Well, the only way I've ever created an ODF document
is by using Workplace or Open Office, and I certainly don't remember being
*prompted* for labels by either of them.
> More documentation about such things at places like
> http://www.ataccess.org/ is certainly a good and welcome thing. But
> also largely ineffective at reaching the masses of thoughtful, senior
> technical folks like yourself, let alone the unwashed masses.
But neither of those are who I was suggesting we try
to reach here. I was suggesting people who are actually writing software,
unlike "senior technical folks like me" who haven't done so in
over a decade...
> The minefield/body that is buried is actually a very large elephant,
and
> he is in the middle of our room.
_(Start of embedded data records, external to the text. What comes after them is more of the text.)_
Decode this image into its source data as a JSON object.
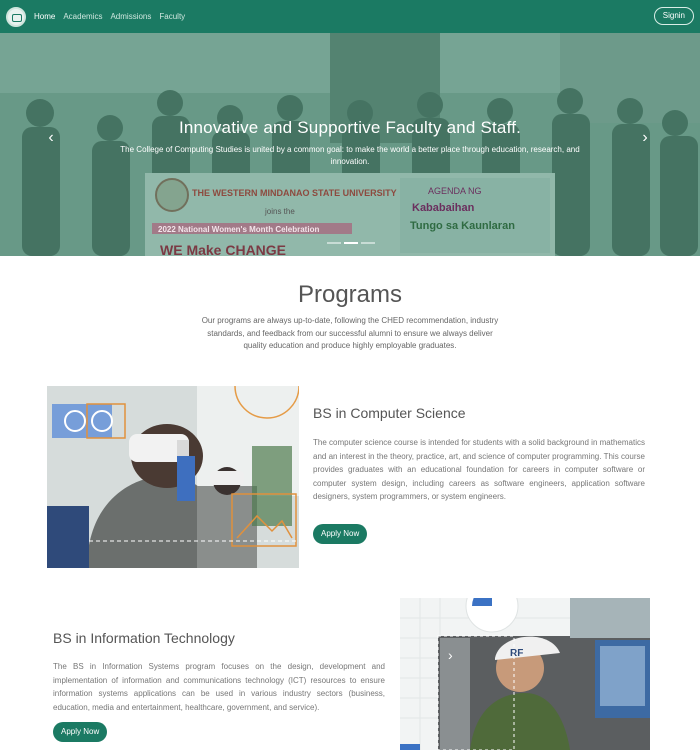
{
  "navbar": {
    "logo_icon": "ccs-logo-icon",
    "links": [
      "Home",
      "Academics",
      "Admissions",
      "Faculty"
    ],
    "signin_label": "Signin",
    "background": "#1b7a63"
  },
  "hero": {
    "title": "Innovative and Supportive Faculty and Staff.",
    "subtitle": "The College of Computing Studies is united by a common goal: to make the world a better place through education, research, and innovation.",
    "prev_icon": "chevron-left-icon",
    "next_icon": "chevron-right-icon",
    "indicator_count": 3,
    "active_indicator": 1,
    "banner_texts": {
      "university": "THE WESTERN MINDANAO STATE UNIVERSITY",
      "joins": "joins the",
      "celebration": "2022 National Women's Month Celebration",
      "slogan": "WE Make CHANGE",
      "agenda": "AGENDA NG",
      "kababaihan": "Kababaihan",
      "tungo": "Tungo sa Kaunlaran"
    }
  },
  "programs": {
    "title": "Programs",
    "description": "Our programs are always up-to-date, following the CHED recommendation, industry standards, and feedback from our successful alumni to ensure we always deliver quality education and produce highly employable graduates.",
    "items": [
      {
        "title": "BS in Computer Science",
        "description": "The computer science course is intended for students with a solid background in mathematics and an interest in the theory, practice, art, and science of computer programming. This course provides graduates with an educational foundation for careers in computer software or computer system design, including careers as software engineers, application software designers, system programmers, or system engineers.",
        "apply_label": "Apply Now"
      },
      {
        "title": "BS in Information Technology",
        "description": "The BS in Information Systems program focuses on the design, development and implementation of information and communications technology (ICT) resources to ensure information systems applications can be used in various industry sectors (business, education, media and entertainment, healthcare, government, and service).",
        "apply_label": "Apply Now"
      }
    ]
  },
  "colors": {
    "brand": "#1b7a63",
    "hero_overlay": "rgba(38,120,95,0.45)"
  }
}
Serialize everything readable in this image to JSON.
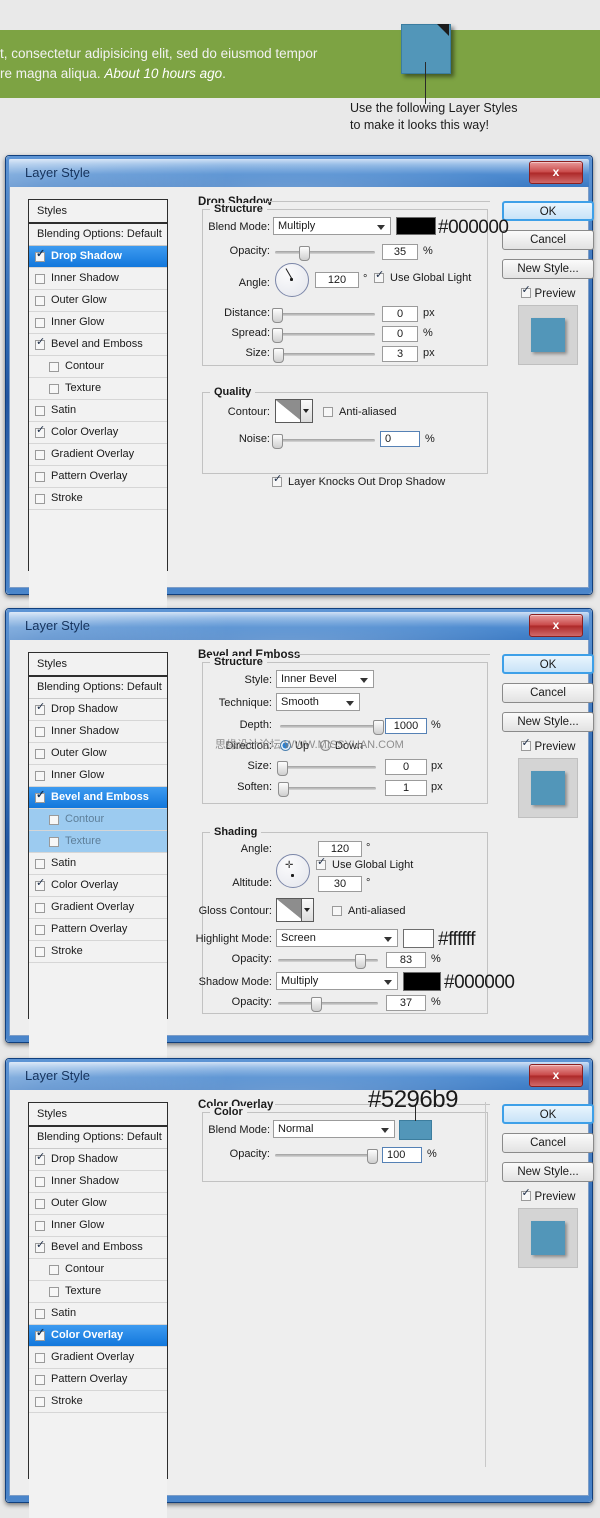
{
  "banner": {
    "text_line1": "t, consectetur adipisicing elit, sed do eiusmod tempor",
    "text_line2a": "re magna aliqua.  ",
    "text_line2b": "About 10 hours ago",
    "text_line2c": ".",
    "caption_line1": "Use the following Layer Styles",
    "caption_line2": "to make it looks this way!",
    "green_color": "#7da343",
    "square_color": "#5296b9"
  },
  "common": {
    "window_title": "Layer Style",
    "close_label": "x",
    "styles_header": "Styles",
    "blending_options": "Blending Options: Default",
    "buttons": {
      "ok": "OK",
      "cancel": "Cancel",
      "new_style": "New Style...",
      "preview": "Preview"
    },
    "style_items": [
      {
        "label": "Drop Shadow",
        "checked": true,
        "sub": false
      },
      {
        "label": "Inner Shadow",
        "checked": false,
        "sub": false
      },
      {
        "label": "Outer Glow",
        "checked": false,
        "sub": false
      },
      {
        "label": "Inner Glow",
        "checked": false,
        "sub": false
      },
      {
        "label": "Bevel and Emboss",
        "checked": true,
        "sub": false
      },
      {
        "label": "Contour",
        "checked": false,
        "sub": true
      },
      {
        "label": "Texture",
        "checked": false,
        "sub": true
      },
      {
        "label": "Satin",
        "checked": false,
        "sub": false
      },
      {
        "label": "Color Overlay",
        "checked": true,
        "sub": false
      },
      {
        "label": "Gradient Overlay",
        "checked": false,
        "sub": false
      },
      {
        "label": "Pattern Overlay",
        "checked": false,
        "sub": false
      },
      {
        "label": "Stroke",
        "checked": false,
        "sub": false
      }
    ],
    "watermark": "思缘设计论坛  WWW.MISSYUAN.COM"
  },
  "dialog1": {
    "panel_title": "Drop Shadow",
    "structure_legend": "Structure",
    "quality_legend": "Quality",
    "blend_mode_label": "Blend Mode:",
    "blend_mode_value": "Multiply",
    "blend_color_hex": "#000000",
    "opacity_label": "Opacity:",
    "opacity_value": "35",
    "opacity_unit": "%",
    "angle_label": "Angle:",
    "angle_value": "120",
    "angle_unit": "°",
    "use_global_light": "Use Global Light",
    "distance_label": "Distance:",
    "distance_value": "0",
    "distance_unit": "px",
    "spread_label": "Spread:",
    "spread_value": "0",
    "spread_unit": "%",
    "size_label": "Size:",
    "size_value": "3",
    "size_unit": "px",
    "contour_label": "Contour:",
    "anti_aliased": "Anti-aliased",
    "noise_label": "Noise:",
    "noise_value": "0",
    "noise_unit": "%",
    "knockout_label": "Layer Knocks Out Drop Shadow",
    "selected_style": "Drop Shadow"
  },
  "dialog2": {
    "panel_title": "Bevel and Emboss",
    "structure_legend": "Structure",
    "shading_legend": "Shading",
    "style_label": "Style:",
    "style_value": "Inner Bevel",
    "technique_label": "Technique:",
    "technique_value": "Smooth",
    "depth_label": "Depth:",
    "depth_value": "1000",
    "depth_unit": "%",
    "direction_label": "Direction:",
    "direction_up": "Up",
    "direction_down": "Down",
    "size_label": "Size:",
    "size_value": "0",
    "size_unit": "px",
    "soften_label": "Soften:",
    "soften_value": "1",
    "soften_unit": "px",
    "angle_label": "Angle:",
    "angle_value": "120",
    "angle_unit": "°",
    "use_global_light": "Use Global Light",
    "altitude_label": "Altitude:",
    "altitude_value": "30",
    "altitude_unit": "°",
    "gloss_contour_label": "Gloss Contour:",
    "anti_aliased": "Anti-aliased",
    "highlight_mode_label": "Highlight Mode:",
    "highlight_mode_value": "Screen",
    "highlight_hex": "#ffffff",
    "highlight_opacity_label": "Opacity:",
    "highlight_opacity_value": "83",
    "highlight_opacity_unit": "%",
    "shadow_mode_label": "Shadow Mode:",
    "shadow_mode_value": "Multiply",
    "shadow_hex": "#000000",
    "shadow_opacity_label": "Opacity:",
    "shadow_opacity_value": "37",
    "shadow_opacity_unit": "%",
    "selected_style": "Bevel and Emboss"
  },
  "dialog3": {
    "panel_title": "Color Overlay",
    "color_legend": "Color",
    "blend_mode_label": "Blend Mode:",
    "blend_mode_value": "Normal",
    "color_hex": "#5296b9",
    "opacity_label": "Opacity:",
    "opacity_value": "100",
    "opacity_unit": "%",
    "selected_style": "Color Overlay"
  }
}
That elephant is that folks
don't
> create accessible content - and a larger and larger fraction of the
> world population is now creating content that other folks want to
read
> (Gutenberg's printing press was nothing compared to the web).
Right. Barrier one to creating accessible content
is if such content can't be created -- that's fixing the "holes"
in ODF. Barrier two is if the content creation software doesn't encourage
the creation of such content. Barrier three is if the people who
write such software don't know anything about these issues. I was
focusing on the third, but we need to worry about all three.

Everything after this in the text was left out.